Witches of Islandmagee: Toil and trouble over memorial plans
- Published
The year is 1711. Eight women - including four from Islandmagee, County Antrim - are found guilty of witchcraft at Carrickfergus courthouse.
A young girl new to the area, Mary Dunbar, has accused the women of bewitching and tormenting her, culminating in a dramatic trial.
The women, who would become known as the Islandmagee witches, are all sentenced to a year in jail and forced to do time in the public stocks - a narrow escape from the death sentence.
It would be the last witchcraft trial to take place across the island of Ireland.
And despite happening more than 300 years ago, the story of the Islandmagee witches is still stirring up trouble.
'Miscarriage of justice'
It has even been dubbed the Irish real-life version of The Crucible, external, US playwright Arthur Miller's story about witchcraft and persecution, and remains controversial because of new proposals to erect a memorial to the women.
Irish author and journalist Martina Devlin told BBC Radio Foyle she felt the women had been unfairly persecuted for centuries and deserved a posthumous pardon.
"Clearly the women were victims of a miscarriage of justice, there is nothing we regard as actual evidence against them," she said.
"The conviction still stands against these women. Even in the Salem witch trials, some of those who were convicted were given a posthumous pardon.
"I feel the women of Islandmagee deserve their good name to be restored to them."
'Anti-God'
She asked Larne Borough Council to consider putting up a plaque and plants at the new Gobbins visitor centre in Islandmagee.
However, not everyone on the council was supportive of the plan.
Speaking to the Larne Times, external, TUV councillor Jack McKee described the proposal as "anti-God" and said he could not support it, over worries that the plaque would become a "shrine to paganism".

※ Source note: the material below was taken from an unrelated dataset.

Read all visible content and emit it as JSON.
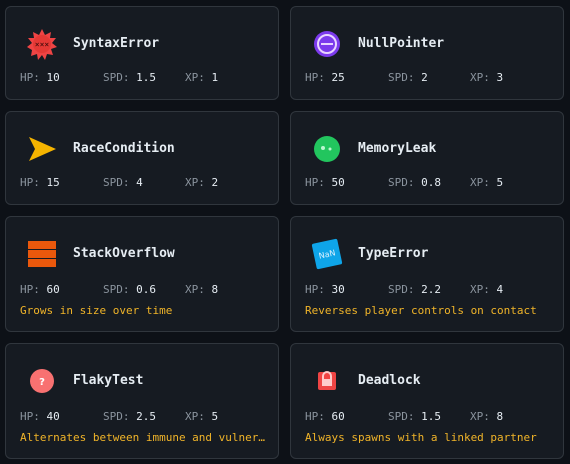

Ulster University lecturer, Dr Andrew Sneddon, studies the history of witchcraft in Ireland, and takes a different perspective on the memorial.
"From a modern perspective we might see the conviction as unjust, but from a historical point of view, there was nothing unjust about [the trial]. The women were tried under a law, according to due legal process and convicted by a jury," he said.
'Romanticising the past'
Dr Sneddon said the women had been convicted of "harming by magical means" under the 1586 Witchcraft Act, and at the trial they were not convicted of dealing with the devil, even although that is what Mary Dunbar accused them of.
Some Church of Ireland and Presbyterian clergymen at the time doubted whether the convicted witches were witches at all.
"These women were targeted, and the case certainly became a cause célèbre, at a time when other cases weren't picked up, partially because of the political and religious turmoil in County Antrim at that time," he said.
But he also said any memorial to the women should be placed at the old courthouse in Carrickfergus, not in Islandmagee.
"Not all the Islandmagee witches were from Islandmagee, but all the suspects were tried in Carrickfergus," he said.
"We should mark the last witchcraft trial on the island of Ireland, but must be careful not to impose our modern interpretation on the past or romanticise it."
Martina Devlin said she believed the plaque was a "humane gesture" to the women and a way of remembering their story - but she would like to see more done eventually.
She said: "The important thing is that Larne Borough Council have been very open to the idea.
"The women deserve a lot more than a plaque, but that's a good start."